2. A maledicência não tem limites. Então não é que houve quem criticasse o desgraçado do ministro do Ambiente, Matos Fernandes, por inaugurar um espaço para guardar quatro (4) bicicletas na estação de metro do Senhor Roubado, em Odivelas? Pobre criatura tão sistematicamente vilipendiada! O seu mérito é total e só comparável ao de Sua Excelência o senhor secretário de Estado do Desporto, dr. João Paulo Rebelo, que, há dias, inaugurou uma vedação no Estádio Capitão Josino da Costa, em Lagoa, no Algarve. A fotografia dessa obra monumental e respetiva placa está plasmada na última edição do Nascer do SOL. Ao grandioso evento esteve presente também o respetivo presidente da Câmara, dr. Luís Encarnação. A Pátria enternecida agradece a todas estas excelências a dedicação e as obras de que as gerações vindouras poderão usufruir. A Bem da Nação! Portugal, Portugal! Havia o Estado Novo e agora o Novo Estado!
3. O encontro do MEL (Movimento Europa e Liberdade que todos estranhamente chamaram congresso das direitas) e o congresso do Chega confirmaram uma coisa que as sondagens têm demonstrado amplamente nos últimos meses: não há nenhuma alternativa à geringonça, que vai subsistindo nesta altura, apesar de não estar assente em nada escrito.
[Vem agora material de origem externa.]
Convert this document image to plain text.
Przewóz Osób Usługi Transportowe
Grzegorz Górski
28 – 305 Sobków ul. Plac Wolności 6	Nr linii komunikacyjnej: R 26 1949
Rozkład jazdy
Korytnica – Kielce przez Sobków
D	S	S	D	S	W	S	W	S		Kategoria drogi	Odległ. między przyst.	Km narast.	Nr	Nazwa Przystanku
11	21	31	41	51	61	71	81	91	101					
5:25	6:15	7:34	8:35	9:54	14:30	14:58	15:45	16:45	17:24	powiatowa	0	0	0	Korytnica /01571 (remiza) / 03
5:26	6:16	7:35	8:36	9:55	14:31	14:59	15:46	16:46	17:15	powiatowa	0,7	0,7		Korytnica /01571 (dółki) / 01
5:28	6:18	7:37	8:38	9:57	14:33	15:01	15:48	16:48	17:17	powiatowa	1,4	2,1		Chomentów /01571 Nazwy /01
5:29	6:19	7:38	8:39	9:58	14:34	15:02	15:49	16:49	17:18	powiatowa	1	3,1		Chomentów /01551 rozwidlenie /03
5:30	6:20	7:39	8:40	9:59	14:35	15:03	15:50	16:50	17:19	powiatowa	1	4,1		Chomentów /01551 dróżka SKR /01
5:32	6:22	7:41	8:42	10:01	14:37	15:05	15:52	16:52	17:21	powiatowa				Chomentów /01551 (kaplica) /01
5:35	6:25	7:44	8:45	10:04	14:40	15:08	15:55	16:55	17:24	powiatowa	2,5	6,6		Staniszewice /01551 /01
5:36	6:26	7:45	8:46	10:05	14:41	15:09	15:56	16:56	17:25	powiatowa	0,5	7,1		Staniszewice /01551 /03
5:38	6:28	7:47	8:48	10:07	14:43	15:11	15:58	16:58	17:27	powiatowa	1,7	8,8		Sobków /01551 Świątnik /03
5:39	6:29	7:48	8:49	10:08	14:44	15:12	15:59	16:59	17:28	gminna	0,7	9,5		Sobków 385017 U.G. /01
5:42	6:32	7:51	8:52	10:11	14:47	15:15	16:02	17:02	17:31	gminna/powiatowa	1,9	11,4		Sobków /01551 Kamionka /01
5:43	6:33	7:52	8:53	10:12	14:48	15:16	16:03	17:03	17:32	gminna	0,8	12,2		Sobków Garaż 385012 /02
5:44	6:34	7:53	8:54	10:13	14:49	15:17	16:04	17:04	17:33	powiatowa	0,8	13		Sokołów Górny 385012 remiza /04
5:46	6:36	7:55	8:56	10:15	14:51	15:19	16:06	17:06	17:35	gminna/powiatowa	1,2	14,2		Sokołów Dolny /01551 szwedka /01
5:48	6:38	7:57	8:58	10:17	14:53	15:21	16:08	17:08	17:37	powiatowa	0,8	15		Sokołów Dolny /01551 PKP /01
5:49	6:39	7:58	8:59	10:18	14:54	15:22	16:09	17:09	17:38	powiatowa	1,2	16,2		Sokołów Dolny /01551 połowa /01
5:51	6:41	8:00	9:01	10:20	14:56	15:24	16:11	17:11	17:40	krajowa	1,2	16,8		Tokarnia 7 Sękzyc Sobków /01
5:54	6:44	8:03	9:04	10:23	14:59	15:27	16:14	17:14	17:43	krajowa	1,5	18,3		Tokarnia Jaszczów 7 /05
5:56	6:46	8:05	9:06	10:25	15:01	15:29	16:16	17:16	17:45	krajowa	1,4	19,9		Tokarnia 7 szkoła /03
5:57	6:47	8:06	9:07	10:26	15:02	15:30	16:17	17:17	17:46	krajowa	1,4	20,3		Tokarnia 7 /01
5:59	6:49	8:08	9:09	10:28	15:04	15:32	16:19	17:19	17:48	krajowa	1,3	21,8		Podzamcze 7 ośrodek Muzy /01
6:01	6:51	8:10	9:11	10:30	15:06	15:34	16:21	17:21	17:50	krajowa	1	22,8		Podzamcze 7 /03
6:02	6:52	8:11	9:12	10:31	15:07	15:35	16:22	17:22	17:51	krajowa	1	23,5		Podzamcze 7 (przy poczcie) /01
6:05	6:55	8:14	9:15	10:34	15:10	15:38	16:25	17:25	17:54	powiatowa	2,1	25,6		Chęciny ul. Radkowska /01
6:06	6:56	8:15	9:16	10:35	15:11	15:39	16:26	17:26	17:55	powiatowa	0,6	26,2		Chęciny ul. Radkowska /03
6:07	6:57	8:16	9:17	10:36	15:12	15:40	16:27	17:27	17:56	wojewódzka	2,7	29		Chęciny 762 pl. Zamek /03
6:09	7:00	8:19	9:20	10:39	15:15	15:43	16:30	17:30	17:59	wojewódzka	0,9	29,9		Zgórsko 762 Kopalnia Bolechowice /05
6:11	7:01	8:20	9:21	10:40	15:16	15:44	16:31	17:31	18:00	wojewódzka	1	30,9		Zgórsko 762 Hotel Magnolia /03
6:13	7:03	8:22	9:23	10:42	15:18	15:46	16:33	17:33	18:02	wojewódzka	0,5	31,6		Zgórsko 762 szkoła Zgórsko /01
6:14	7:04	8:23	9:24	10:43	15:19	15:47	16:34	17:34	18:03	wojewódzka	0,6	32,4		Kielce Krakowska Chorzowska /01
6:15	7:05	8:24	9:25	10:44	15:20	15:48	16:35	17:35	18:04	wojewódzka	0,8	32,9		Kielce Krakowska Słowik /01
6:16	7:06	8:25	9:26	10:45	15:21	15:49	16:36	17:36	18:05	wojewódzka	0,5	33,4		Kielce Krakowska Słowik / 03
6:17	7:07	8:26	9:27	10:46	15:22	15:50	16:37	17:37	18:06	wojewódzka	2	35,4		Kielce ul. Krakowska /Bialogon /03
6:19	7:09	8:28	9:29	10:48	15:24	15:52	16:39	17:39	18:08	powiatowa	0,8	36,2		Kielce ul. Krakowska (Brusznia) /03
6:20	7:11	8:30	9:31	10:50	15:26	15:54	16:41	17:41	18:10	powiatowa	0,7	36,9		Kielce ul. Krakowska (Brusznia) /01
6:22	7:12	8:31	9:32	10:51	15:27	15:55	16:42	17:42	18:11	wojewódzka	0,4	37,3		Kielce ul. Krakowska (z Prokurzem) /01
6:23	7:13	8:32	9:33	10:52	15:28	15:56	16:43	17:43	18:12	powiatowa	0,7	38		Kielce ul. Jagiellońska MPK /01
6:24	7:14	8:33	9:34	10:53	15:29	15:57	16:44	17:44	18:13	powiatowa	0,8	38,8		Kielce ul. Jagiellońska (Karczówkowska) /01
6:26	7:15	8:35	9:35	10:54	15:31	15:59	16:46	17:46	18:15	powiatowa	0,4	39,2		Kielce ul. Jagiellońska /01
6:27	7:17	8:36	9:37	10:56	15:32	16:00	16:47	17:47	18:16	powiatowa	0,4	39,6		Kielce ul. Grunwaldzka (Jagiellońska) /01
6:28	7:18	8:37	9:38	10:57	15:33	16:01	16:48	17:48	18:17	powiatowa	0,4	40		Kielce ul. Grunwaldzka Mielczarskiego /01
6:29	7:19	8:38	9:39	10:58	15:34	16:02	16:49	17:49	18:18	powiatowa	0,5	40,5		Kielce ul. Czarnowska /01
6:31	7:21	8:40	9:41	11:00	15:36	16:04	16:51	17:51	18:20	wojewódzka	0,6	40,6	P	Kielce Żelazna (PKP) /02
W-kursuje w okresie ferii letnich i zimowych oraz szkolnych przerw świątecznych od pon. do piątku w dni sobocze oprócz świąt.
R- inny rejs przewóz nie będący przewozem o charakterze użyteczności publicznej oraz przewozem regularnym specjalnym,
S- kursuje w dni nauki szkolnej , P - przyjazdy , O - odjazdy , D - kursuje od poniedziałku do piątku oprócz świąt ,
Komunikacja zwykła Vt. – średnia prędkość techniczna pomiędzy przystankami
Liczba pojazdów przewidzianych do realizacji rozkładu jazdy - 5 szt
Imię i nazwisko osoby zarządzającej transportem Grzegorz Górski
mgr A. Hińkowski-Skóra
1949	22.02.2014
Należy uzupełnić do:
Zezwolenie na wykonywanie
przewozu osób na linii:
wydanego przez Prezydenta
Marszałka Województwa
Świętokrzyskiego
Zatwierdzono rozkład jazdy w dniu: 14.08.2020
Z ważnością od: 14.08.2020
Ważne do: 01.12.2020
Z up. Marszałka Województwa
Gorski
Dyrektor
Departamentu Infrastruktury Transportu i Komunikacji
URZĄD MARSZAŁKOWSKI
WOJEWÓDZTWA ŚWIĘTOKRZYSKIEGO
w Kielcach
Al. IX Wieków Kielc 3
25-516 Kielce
Os adeptos da direita podem tirar o cavalo da chuva. Na área deles não há crescimento. O que ganham os novos partidos corresponde apenas ao que o PSD e CDS vão perdendo. Em termos de blocos nada de novo. A esquerda vale em Portugal cerca de 60% do eleitorado. Por isso mesmo, a estratégia ganhadora no PSD nunca foi falar do campo político onde o partido se situa, desde logo porque cabe lá quase tudo. Foi sempre apresentar objetivos nacionais, claros, concretizáveis e reformistas. O segredo de Cavaco foi evitar falar de ideologia, dirigindo-se às pessoas e aos seus anseios. Quanto ao posicionamento de Sá Carneiro ele correspondia evidentemente ao que é hoje a esquerda, sendo na altura o mais à direita que havia em termos de partidos nascidos da sociedade civil. Há que ver que o CDS foi, em grande parte, estimulado a aparecer pelos próprios militares, a quem convinha um partido democrata cristão de centro, depois de ter ilegalizado o PDC (Partido da Democracia Cristã) e, sobretudo, o Partido do Progresso, este sim um partido de direita saudosista do Estado Novo, criado pelo pai de Pacheco de Amorim, que atualmente é o cérebro do Chega.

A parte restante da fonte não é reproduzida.